In fondo alla tracklist, ad addolcire suoni e umori, arriva la meravigliosa e commovente “Dublin City Sky”, che ci trasporta tra le strade piovose di Dublino, al sorgere di un amore sbagliato. Eseguito in maniera impeccabile durante il live girato all’interno dell’ex carcere di Kilmainham Gaol (location di film cult come “Nel nome del Padre”), in cui centinaia di persone morirono in seguito alla rivolta del 1916, questo pezzo così intenso ha assunto un sapore ancora più emozionante: durante l’esibizione, gli occhi di Grian Chatten guardavano spesso in alto, verso la luce filtrante dalle fessure, evocando lo sguardo dei prigionieri politici irlandesi che, da quelle stesse fenditure, avranno ripensato al sapore fortissimo della libertà, che un tempo cadeva sulle loro notti ubriache come la pioggia sulla loro città.

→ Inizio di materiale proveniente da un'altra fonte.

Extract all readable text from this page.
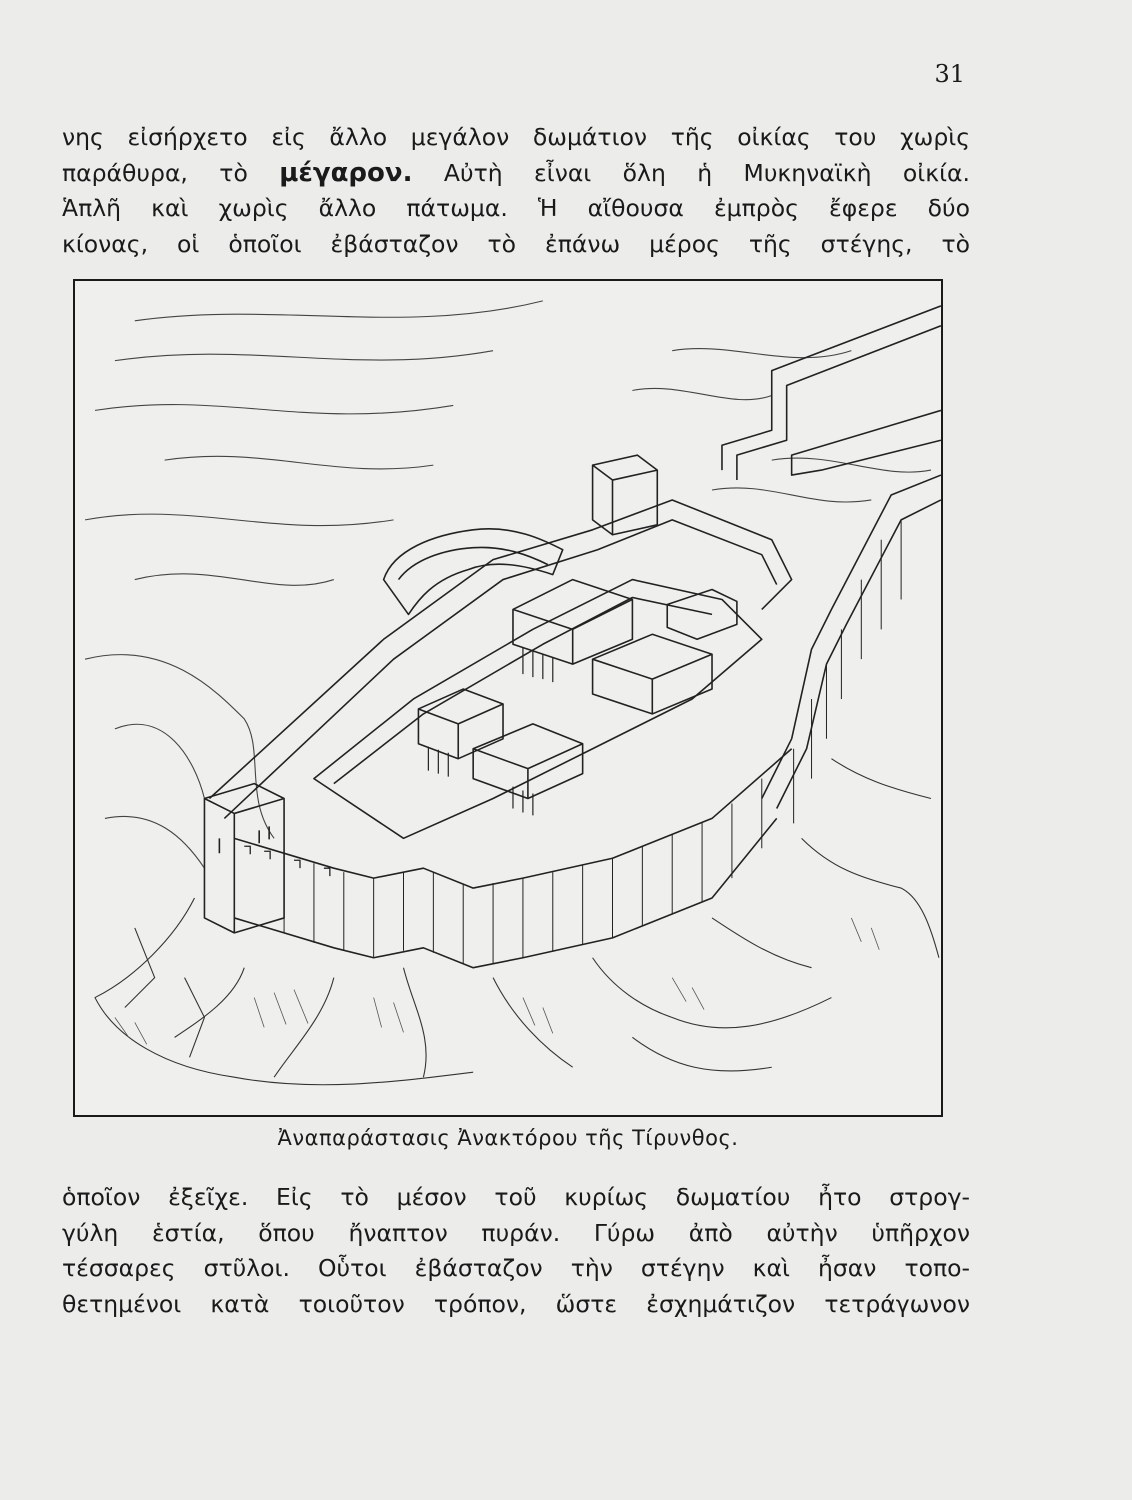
31
νης εἰσήρχετο εἰς ἄλλο μεγάλον δωμάτιον τῆς οἰκίας του χωρὶς
παράθυρα, τὸ μέγαρον. Αὐτὴ εἶναι ὅλη ἡ Μυκηναϊκὴ οἰκία.
Ἁπλῆ καὶ χωρὶς ἄλλο πάτωμα. Ἡ αἴθουσα ἐμπρὸς ἔφερε δύο
κίονας, οἱ ὁποῖοι ἐβάσταζον τὸ ἐπάνω μέρος τῆς στέγης, τὸ
Ἀναπαράστασις Ἀνακτόρου τῆς Τίρυνθος.
ὁποῖον ἐξεῖχε. Εἰς τὸ μέσον τοῦ κυρίως δωματίου ἦτο στρογ-
γύλη ἑστία, ὅπου ἤναπτον πυράν. Γύρω ἀπὸ αὐτὴν ὑπῆρχον
τέσσαρες στῦλοι. Οὗτοι ἐβάσταζον τὴν στέγην καὶ ἦσαν τοπο-
θετημένοι κατὰ τοιοῦτον τρόπον, ὥστε ἐσχημάτιζον τετράγωνον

A un solo anno di distanza, i Fontaines D.C. tornano sulla scena con “A Hero’s Death”, anticipato dal singolo omonimo e dal video musicale con il popolare attore irlandese Aidan Gillen, che ha accettato di partecipare “in cambio di una birra”. Il disco viene candidato al premio di “Migliore album rock” ai Grammy Awards 2021, e un motivo ci sarà: pezzi come “Televised Mind”, “A lucid dream” fanno saltare qualche battito al cuore per riportarci dalle parti di Joy Division e Stone Roses. Paragoni azzardati? A nostro parere, no. Ascoltando un pezzo come “Love is the main thing”, fin dai primi accordi e dalle note calde della voce di Chatten è impossibile non pensare a “Love will tear us apart” e alla voce indimenticabile di Ian Curtis, ma senza l’effetto di una cover: perché i Fontaines D.C. hanno la capacità, più unica che rara, di avvicinarsi a pietre miliari della musica anglosassone senza risultare una ripetizione, ma, anzi, ridando forza e smalto a un genere che mancava dalle scene da quasi quarant’anni.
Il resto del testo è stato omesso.